Transcriptional enhanced associate domain factor 1 regulates cortactin-binding protein 2 N-terminal-like to control cell apoptosis in thyroid cancer.

OBJECTIVE: Understanding the molecular mechanisms underlying papillary thyroid carcinoma (PTC) is crucial for identifying drug targets. This research aims to elucidate molecular interactions between transcriptional enhanced associate domain factor 1 (TEAD1) and cortactin-binding protein 2 N-terminal-like (CTTNBP2NL) in PTC cells and assess their effect on cell proliferation, apoptosis, and clonogenicity. MATERIAL AND METHODS: Transcriptome data were used to identify differences in TEAD1 and CTTNBP2NL in PTC tissues. The correlation of gene expression with overall patient survival was analyzed.
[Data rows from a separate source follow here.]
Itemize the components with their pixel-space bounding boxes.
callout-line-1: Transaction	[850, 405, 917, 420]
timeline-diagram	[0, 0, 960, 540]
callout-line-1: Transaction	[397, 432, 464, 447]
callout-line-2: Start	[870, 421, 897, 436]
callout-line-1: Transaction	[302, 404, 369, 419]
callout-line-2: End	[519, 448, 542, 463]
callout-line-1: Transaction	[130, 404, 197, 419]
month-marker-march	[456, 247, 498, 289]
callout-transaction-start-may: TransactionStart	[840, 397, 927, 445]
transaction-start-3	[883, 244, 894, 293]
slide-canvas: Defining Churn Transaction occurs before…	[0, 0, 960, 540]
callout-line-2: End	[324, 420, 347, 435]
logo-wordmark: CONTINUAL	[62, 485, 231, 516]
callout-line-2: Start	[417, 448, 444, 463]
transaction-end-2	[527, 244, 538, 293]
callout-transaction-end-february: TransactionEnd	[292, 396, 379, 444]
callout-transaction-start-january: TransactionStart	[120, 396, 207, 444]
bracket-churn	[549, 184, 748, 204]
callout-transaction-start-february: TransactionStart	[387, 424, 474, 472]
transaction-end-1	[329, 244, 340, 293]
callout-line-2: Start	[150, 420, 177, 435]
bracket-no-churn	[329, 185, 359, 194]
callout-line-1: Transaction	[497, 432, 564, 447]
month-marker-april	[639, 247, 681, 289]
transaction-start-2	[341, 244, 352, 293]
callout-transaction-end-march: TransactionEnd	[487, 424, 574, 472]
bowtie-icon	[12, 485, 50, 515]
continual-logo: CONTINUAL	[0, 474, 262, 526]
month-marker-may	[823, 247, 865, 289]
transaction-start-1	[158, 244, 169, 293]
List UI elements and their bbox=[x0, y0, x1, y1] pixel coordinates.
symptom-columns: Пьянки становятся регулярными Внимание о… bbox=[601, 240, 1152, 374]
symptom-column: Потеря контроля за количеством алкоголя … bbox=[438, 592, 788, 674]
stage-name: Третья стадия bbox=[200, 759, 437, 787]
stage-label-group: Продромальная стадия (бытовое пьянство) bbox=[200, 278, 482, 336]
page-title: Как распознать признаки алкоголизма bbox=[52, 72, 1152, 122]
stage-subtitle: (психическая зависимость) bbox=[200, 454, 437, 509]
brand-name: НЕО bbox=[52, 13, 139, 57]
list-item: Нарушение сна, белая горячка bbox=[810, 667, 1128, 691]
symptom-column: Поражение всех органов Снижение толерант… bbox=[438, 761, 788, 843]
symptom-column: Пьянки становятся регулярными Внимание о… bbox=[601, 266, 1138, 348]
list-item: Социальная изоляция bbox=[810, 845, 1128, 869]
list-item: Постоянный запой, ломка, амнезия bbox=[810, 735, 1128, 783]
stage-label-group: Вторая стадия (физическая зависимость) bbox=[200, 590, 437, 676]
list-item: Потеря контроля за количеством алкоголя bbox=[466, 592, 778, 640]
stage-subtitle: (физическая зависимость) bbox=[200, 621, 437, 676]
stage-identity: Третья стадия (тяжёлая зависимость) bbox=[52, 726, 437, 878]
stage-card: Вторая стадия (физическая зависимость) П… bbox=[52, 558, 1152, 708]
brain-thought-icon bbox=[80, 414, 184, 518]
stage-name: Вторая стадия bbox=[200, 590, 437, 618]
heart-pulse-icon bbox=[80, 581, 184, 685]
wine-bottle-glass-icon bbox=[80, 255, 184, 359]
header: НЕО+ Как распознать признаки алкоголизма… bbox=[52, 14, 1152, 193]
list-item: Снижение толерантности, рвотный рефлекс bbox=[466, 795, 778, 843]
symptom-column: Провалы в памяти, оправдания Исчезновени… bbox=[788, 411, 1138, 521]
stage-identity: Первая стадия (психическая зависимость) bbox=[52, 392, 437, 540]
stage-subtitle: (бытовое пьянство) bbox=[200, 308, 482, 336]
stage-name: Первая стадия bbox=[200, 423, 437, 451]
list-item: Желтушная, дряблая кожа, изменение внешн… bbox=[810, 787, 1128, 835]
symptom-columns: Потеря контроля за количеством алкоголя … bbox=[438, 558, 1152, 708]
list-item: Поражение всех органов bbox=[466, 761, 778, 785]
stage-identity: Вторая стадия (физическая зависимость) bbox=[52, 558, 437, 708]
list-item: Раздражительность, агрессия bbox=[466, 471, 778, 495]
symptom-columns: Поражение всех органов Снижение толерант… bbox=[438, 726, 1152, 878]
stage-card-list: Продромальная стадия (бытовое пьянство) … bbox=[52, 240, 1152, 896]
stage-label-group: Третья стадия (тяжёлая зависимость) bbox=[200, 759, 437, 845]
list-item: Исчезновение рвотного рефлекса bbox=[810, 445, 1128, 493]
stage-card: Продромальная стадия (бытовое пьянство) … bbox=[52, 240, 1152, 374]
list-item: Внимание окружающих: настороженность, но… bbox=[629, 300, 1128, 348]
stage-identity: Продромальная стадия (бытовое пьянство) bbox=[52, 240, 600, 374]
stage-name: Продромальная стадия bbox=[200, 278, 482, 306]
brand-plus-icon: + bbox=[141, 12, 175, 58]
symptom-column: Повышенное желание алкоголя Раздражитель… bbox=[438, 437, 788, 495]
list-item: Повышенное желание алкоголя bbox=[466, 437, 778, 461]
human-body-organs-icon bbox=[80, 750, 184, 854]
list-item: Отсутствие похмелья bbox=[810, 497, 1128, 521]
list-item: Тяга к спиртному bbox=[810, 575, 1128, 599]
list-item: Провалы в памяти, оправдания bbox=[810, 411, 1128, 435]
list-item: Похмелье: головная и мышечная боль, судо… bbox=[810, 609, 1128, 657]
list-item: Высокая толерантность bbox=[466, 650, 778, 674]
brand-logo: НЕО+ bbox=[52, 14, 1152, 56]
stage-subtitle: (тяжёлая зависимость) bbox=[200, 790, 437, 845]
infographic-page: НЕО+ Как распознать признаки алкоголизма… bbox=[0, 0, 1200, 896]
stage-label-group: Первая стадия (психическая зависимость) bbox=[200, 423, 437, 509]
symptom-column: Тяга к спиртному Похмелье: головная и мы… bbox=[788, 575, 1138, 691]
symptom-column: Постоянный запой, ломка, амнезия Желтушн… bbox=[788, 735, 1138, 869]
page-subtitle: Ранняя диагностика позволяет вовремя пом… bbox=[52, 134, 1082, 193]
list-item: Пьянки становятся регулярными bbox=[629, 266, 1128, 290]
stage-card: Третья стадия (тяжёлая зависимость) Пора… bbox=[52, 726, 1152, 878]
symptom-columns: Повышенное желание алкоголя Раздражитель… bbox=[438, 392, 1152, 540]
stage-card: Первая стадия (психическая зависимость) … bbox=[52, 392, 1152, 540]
Laboratory experiments were conducted using thyroid papillary carcinoma 1 (TPC1) cells, where the overexpression of TEAD1 and the downregulation of CTTNBP2NL were manipulated. The regulatory dynamics between the two genes were confirmed through molecular biochemistry experiments. The effects on cell proliferation were evaluated using cell proliferation assays, and the impact on clonogenicity was assessed through colony formation assays. RESULTS: Significant differences in TEAD1 and CTTNBP2NL were observed in PTC, with both genes showing strong correlations with overall patient survival. In TPC1 cells, the overexpression of TEAD1 remarkably mitigated the negative effects caused by CTTNBP2NL downregulation, reduced cell proliferation, and increased apoptosis. Quantitative polymerase chain reaction and Western blot analyses confirmed the regulatory relationship between TEAD1 and CTTNBP2NL. The overexpression of TEAD1 markedly enhanced the proliferative capacity of cells, while silencing CTTNBP2NL resulted in diminished cell growth. Clonogenic assays revealed that TEAD1 promoted colony formation, indicating its role in boosting cell survival and proliferation. CONCLUSION: TEAD1 plays a critical compensatory role in PTC cells by alleviating the adverse effects of CTTNBP2NL deficiency, thereby promoting cell survival and growth. Hence, TEAD1 could serve as a potential therapeutic target.